The Business Ethics Challenge
Surrounding communities have become more educated about what is happening in mining operations, and are increasingly better informed about the nature of mining and its associated activities. This awareness has led to increased pressure on miners with respect to their social responsibilities at the same time challenging the sector on operating procedures and even marketing initiatives.

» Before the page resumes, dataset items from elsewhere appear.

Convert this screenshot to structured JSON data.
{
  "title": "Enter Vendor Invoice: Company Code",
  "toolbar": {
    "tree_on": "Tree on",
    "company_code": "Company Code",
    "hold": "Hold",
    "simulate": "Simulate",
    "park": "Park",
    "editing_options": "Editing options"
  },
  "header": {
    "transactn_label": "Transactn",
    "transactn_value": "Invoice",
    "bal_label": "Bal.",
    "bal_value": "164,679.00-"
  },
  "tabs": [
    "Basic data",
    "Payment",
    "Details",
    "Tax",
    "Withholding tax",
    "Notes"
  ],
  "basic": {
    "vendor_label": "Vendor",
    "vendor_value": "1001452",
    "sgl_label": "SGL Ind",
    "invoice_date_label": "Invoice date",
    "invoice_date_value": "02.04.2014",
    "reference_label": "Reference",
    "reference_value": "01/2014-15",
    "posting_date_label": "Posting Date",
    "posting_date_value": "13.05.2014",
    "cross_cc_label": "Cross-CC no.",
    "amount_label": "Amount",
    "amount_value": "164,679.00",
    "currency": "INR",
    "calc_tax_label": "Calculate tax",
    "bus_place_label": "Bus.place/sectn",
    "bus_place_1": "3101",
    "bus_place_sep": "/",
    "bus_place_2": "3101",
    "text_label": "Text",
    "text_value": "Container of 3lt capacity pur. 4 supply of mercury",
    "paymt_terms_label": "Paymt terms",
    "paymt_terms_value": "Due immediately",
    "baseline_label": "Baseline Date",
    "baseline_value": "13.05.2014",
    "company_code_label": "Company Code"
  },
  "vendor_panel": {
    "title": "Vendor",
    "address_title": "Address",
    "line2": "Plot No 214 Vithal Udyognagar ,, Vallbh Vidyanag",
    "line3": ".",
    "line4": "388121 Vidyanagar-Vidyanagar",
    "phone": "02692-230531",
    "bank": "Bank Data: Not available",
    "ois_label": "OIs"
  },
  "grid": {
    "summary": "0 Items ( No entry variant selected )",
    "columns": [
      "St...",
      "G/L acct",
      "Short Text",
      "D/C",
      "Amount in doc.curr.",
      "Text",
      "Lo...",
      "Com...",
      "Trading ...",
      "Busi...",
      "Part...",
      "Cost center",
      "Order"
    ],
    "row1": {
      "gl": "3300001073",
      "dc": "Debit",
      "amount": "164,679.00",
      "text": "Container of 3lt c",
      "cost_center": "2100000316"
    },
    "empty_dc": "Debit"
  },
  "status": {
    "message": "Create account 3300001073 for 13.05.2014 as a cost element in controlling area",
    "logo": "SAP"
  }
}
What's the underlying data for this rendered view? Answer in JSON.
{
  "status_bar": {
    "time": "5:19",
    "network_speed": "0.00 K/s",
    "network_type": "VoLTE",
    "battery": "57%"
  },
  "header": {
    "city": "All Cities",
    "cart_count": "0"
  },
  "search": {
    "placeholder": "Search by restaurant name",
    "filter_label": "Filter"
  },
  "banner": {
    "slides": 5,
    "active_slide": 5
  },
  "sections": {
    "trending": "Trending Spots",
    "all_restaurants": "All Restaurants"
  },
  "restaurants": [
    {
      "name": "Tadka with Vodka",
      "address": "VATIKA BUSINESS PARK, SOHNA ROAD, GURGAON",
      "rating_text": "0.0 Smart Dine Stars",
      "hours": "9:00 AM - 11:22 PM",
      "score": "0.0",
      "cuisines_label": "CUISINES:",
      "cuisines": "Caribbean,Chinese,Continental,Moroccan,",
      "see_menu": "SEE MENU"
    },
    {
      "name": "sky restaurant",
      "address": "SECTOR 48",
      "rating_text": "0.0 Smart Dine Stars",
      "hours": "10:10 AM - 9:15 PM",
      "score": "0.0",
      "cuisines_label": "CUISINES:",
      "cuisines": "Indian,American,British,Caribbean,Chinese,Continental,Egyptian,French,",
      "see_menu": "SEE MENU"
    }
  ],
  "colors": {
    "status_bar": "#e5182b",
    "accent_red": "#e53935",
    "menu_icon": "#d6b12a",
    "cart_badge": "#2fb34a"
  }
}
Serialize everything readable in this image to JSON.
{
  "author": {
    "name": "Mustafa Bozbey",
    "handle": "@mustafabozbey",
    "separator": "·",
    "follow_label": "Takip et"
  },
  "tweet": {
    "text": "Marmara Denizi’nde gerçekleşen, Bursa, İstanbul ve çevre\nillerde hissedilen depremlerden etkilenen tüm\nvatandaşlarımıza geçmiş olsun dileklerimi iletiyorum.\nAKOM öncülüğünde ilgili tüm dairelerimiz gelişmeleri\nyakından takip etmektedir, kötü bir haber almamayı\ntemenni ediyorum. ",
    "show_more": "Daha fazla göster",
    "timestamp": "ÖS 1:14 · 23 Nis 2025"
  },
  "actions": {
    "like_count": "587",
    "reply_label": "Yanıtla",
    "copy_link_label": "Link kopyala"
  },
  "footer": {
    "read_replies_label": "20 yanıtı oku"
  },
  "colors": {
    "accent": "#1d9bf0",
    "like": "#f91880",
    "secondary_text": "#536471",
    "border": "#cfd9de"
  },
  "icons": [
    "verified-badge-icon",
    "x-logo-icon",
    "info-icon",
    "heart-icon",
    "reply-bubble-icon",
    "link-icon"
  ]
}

The global uranium market is forecast to grow rapidly in the short to medium term on the recognition that uranium will play a valuable role in reducing greenhouse gasses through its part in nuclear power generation. The consequence of such favourable short to medium term fundamentals is an expanding uranium market driven by better prices and a cleaner environment. The business ethics challenge is to balance financial rewards with environmental and social responsibility on growing public awareness and involvement.
Pressure is not restricted to only surrounding communities. It also comes from downstream users of uranium. This has resulted in the mining sector having to understand, and track its product, through the various stages from the raw material right the way through processing; manufacturing; consumption and even the recycling, of the original resource. This larger “cradle to grave” philosophy is known as the nuclear fuel cycle.
Part of the nuclear fuel cycle includes the long-term management of nuclear waste. This is a challenge that requires the participation of industry, governments and the community to reach agreement on matters such as treatment techniques and sites for repositories.
The World Nuclear Association and Uranium Stewardship
The World Nuclear Association (WNA) is a global organization that promotes the peaceful use of nuclear power as a sustainable energy source for the future. The WNA members are involved in the full nuclear fuel cycle that includes mining, conversion, enrichment, fuel fabrication, plant manufacture, transport and the safe disposal of spent fuel.
The first meeting of the WNA Uranium Stewardship Working Group was held in London in September 2006 with members from all sectors of the nuclear life cycle represented and it was here that a definition of Uranium Stewardship was agreed upon.
Uranium Stewardship is a ‘programme of action based on continued commitment to ensure that uranium and its by-products are managed in a safe, environmentally responsible, economically and socially acceptable manner’. It seeks to promote shared responsibility in the nuclear fuel cycle using best practices to improve industry participation and through encouraging sharing to support continuous improvement.